Casual Games
Before we get started, we should first talk about what exactly a "casual" game is.
By Scott Bilas, Oberon Media, Inc.
Most of the time, this term is referring to a game that...
...is between 3 and 10 megabytes in size (56K modem users usually won't be able or willing to download anything bigger).
...sells for around $20 in the impulse buy zone. About the same as a CD, or a cheap date.
...works on ancient computers with equally ancient operating systems.
...is exclusively distributed online through channels like MSN or RealArcade.
...has a vastly different audience than retail PC/console games.
...is developed for a fraction of the price and resources as a big retail game.
Also, casual games will frequently have a web-hosted "teaser" that players can play forever for free, with a more full-featured "deluxe" version that is downloadable. The deluxe version is almost always copy protected by the distribution channels, and limited in some way until purchased (often a simple 60 minute timeout). And in many cases, the old shareware model still works, nagging the user with guilt screens to pay.
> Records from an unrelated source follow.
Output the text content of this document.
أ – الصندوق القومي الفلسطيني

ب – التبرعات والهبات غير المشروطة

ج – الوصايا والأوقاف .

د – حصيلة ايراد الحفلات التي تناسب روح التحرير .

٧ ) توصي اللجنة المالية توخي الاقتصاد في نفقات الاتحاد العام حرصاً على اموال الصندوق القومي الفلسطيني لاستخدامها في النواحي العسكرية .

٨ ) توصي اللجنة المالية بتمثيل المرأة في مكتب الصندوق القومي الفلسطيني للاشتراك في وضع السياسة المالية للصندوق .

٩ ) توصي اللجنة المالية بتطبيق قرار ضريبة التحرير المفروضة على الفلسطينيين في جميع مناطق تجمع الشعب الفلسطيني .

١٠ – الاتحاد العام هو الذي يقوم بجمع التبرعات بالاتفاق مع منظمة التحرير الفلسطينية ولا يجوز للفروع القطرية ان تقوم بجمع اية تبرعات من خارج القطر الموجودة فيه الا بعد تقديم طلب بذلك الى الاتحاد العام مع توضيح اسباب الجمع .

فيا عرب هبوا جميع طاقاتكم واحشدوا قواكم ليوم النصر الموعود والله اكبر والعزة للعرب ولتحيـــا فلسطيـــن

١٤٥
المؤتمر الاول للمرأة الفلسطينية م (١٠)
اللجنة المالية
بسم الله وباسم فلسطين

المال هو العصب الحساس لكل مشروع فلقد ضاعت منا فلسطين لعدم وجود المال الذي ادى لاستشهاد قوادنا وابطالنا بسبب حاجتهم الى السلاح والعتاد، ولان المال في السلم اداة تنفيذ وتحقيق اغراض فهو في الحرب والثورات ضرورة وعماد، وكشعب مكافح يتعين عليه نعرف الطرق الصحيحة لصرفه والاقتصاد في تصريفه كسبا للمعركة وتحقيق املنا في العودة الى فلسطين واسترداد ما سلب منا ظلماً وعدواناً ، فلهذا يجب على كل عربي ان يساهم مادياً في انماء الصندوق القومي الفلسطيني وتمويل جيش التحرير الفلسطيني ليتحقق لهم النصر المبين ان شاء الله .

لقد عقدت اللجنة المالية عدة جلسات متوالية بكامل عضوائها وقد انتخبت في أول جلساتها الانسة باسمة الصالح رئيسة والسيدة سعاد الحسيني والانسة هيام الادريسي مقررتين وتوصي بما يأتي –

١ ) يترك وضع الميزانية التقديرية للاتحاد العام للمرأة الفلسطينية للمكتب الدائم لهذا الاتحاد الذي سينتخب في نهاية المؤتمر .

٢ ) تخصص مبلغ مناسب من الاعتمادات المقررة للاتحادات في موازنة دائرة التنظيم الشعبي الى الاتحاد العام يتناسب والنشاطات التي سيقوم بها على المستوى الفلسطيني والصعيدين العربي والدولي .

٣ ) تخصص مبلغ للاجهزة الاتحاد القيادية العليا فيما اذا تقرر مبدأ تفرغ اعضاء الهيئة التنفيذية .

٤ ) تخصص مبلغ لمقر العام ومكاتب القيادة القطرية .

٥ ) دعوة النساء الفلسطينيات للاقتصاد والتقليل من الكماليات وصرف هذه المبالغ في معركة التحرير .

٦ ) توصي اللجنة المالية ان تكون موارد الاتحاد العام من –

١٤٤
That's a lot of constraints. Most of the time, we're ruling out requiring a 3D card. If there's 40 hours of gameplay, it better reuse a lot of art, because it just won't fit into 5 megs. 8000 lines of voice-overs are out of the question. And forget about using an expensive middleware solution - while dropping $50K on a physics engine in a $10 million Xbox title may be no big deal, it will instantly destroy the budget of a casual game.